You always hear creatives lamenting about clients setting all kinds of limits on their creative vision and killing the best stuff. Well, agencies, TNT may just be your dream client.
The cable channel gave a dream brief to Breakfast, a tech-hacker marketing boutique of sorts, to help promote its new psychological crime show “Perception“: make something cool in a storefront space in New York City’s Herald Square.
Breakfast hatched what it’s calling a “real-time electromagnetic dot display,” an updated version of old signs in train stations with letters and numbers that flip over as they change. The twist: The display changes based on motions of those in front of it. When walking by, the sign displays mirror images of the people in front of it, reacting immediately to their movements. You wave, your dot-matrix doppelganger waves back. The movements knock away words, revealing clues to anagrams that the star of “Perception” uses to solve crimes. The idea is to physically involve participants in experiencing the plot of the show.
The project is the latest head-turner from Breakfast, formed to meld together tech and creativity — and basically hack together really cool stuff that infuses digital technology into the real world. The five-person shop in Brooklyn previously came up with the idea of outfitting a blimp promoting Conan O’Brien’s TNT show with the ability for people to check into it on Foursquare. It also developed Instaprint, a mobile photo booth that turns the photo app’s pictures back into Polaroid-like prints.
Breakfast’s co-founder Michael Lipton took a moment to explain its latest project.
How in the world did you guys come up with the idea for this “real-time electromagnet dot display”?
We’re constantly surveying the different kinds of technology that are out there, and these dots have been on our radar. It’s something that we were always excited to try to find a use for. We were able to figure out how to make these things go a lot faster than they are supposed to. We were able to make them move at 30 frames per second. Normally, they only move at about two or three frames per second.

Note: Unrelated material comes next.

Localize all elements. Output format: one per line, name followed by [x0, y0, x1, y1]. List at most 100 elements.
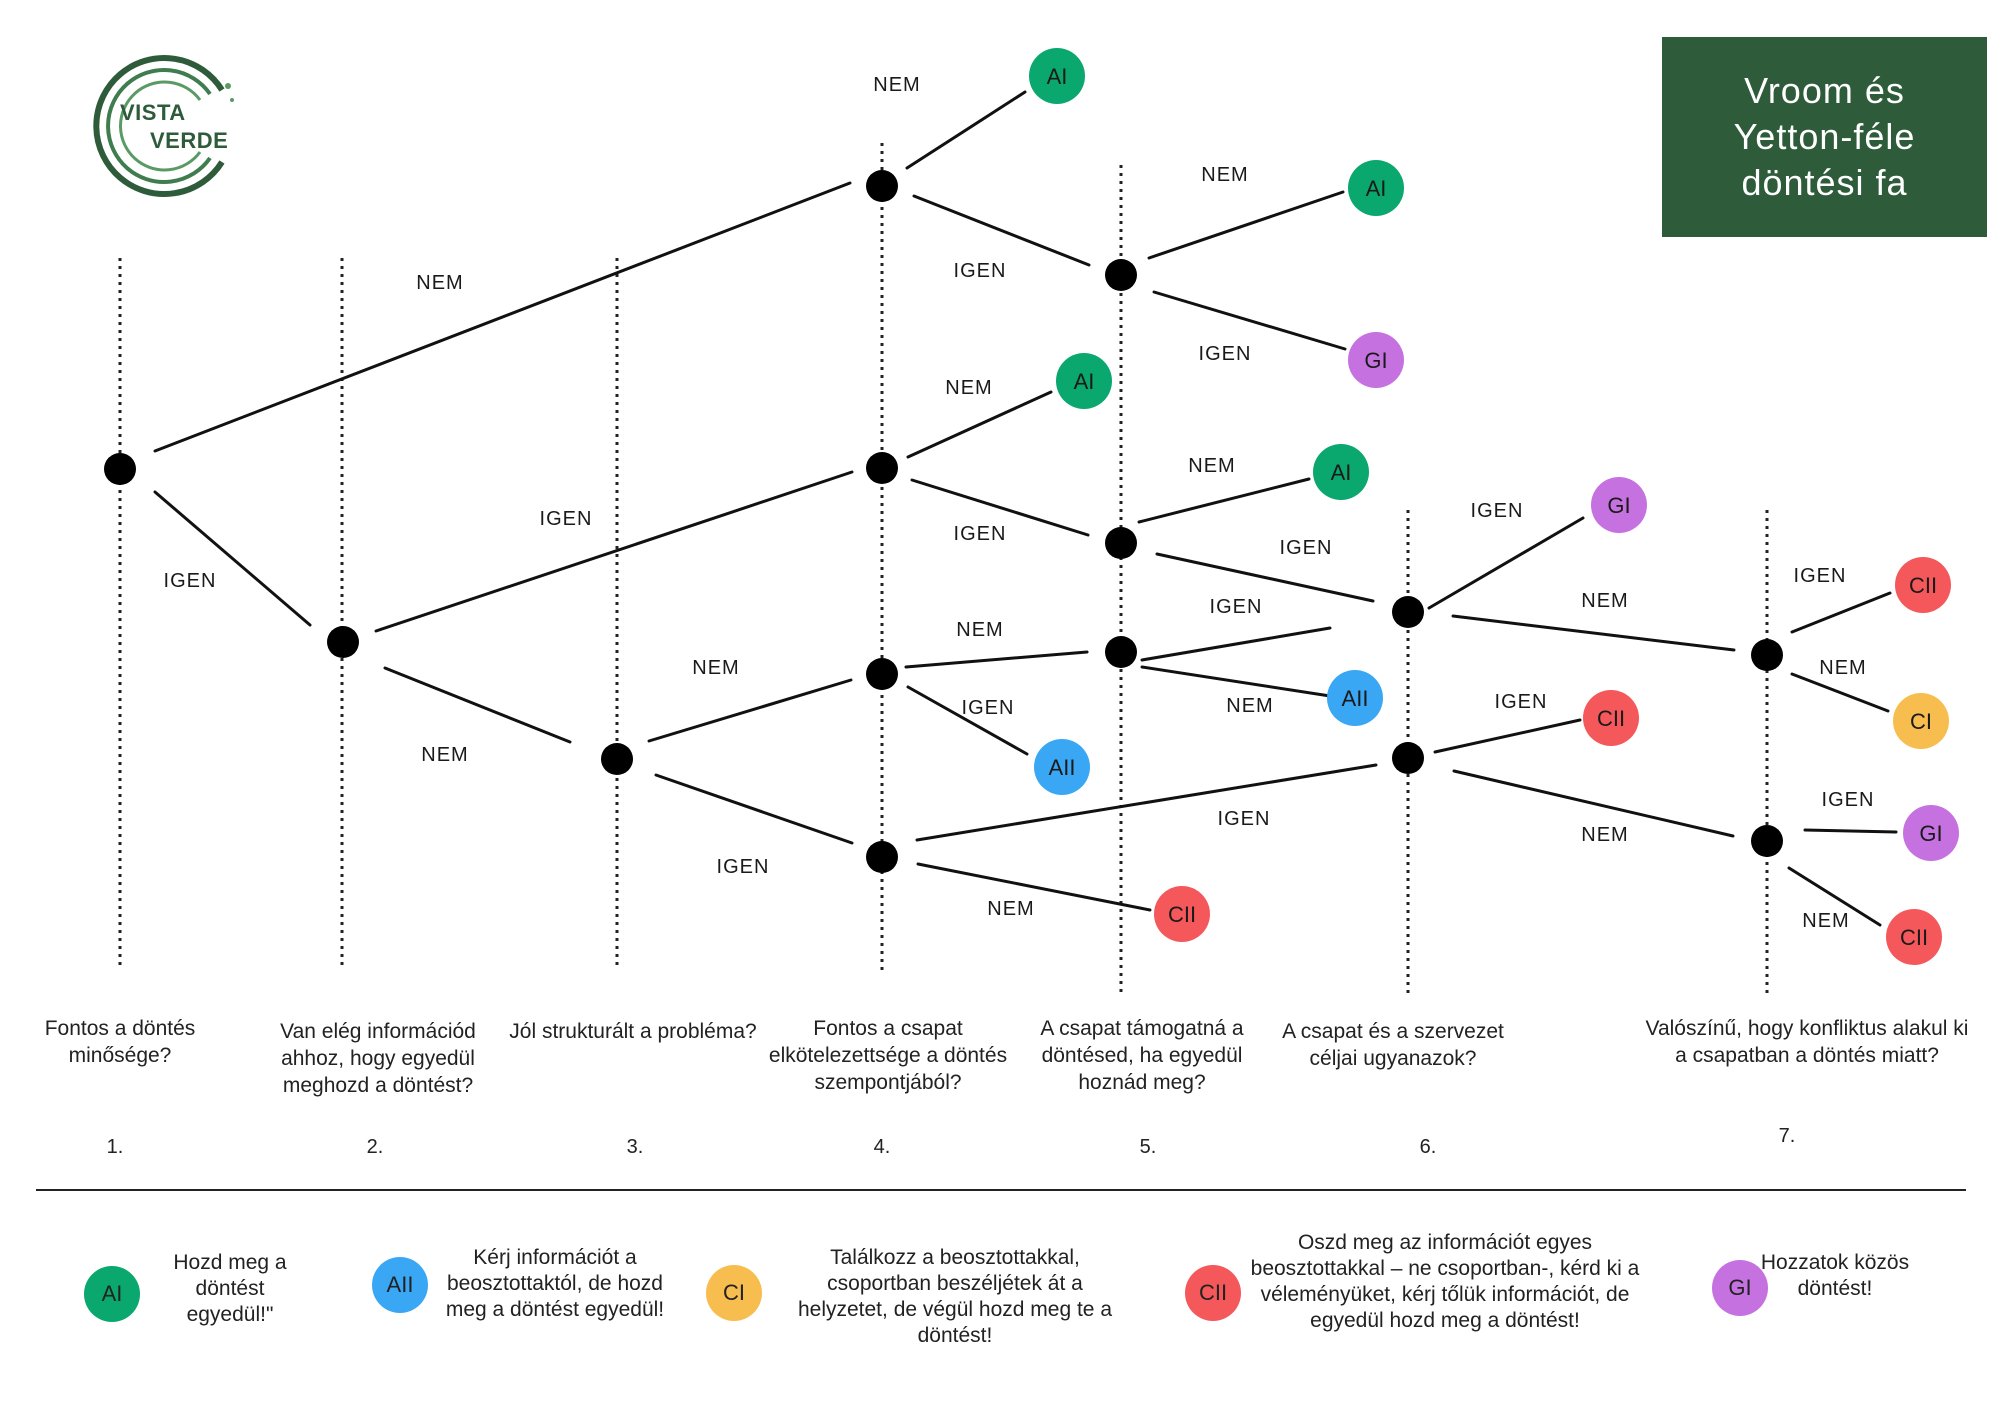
outcome-label: AI: [1074, 369, 1095, 394]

Can you explain how it works when you go see it?
In its idle state, you see this large screen with copy on it: Tt’s phrases derived from the show — so things about a crime that was committed or a mental condition that a suspect has. As a person moves past the display, their image knocks certain words and letters off the screen, and what is left are certain words that give clues to crimes in the show. These letter and words rearrange to form an anagram — like how the main character in the show sees anagrams. The copy is all inspired by the script of the show.
How long did it take to construct?
The physical rig five or six weeks of design and few more of just assembly time.
How does Breakfast approach creative that isn’t tied to one medium?
The medium should really follow the idea. Rather than try to force an idea into a specific box, we work hard to stay in touch with all the tools that are out there (either as things that are off the shelf or things that we can create from the ground up) and go with whatever fits the best.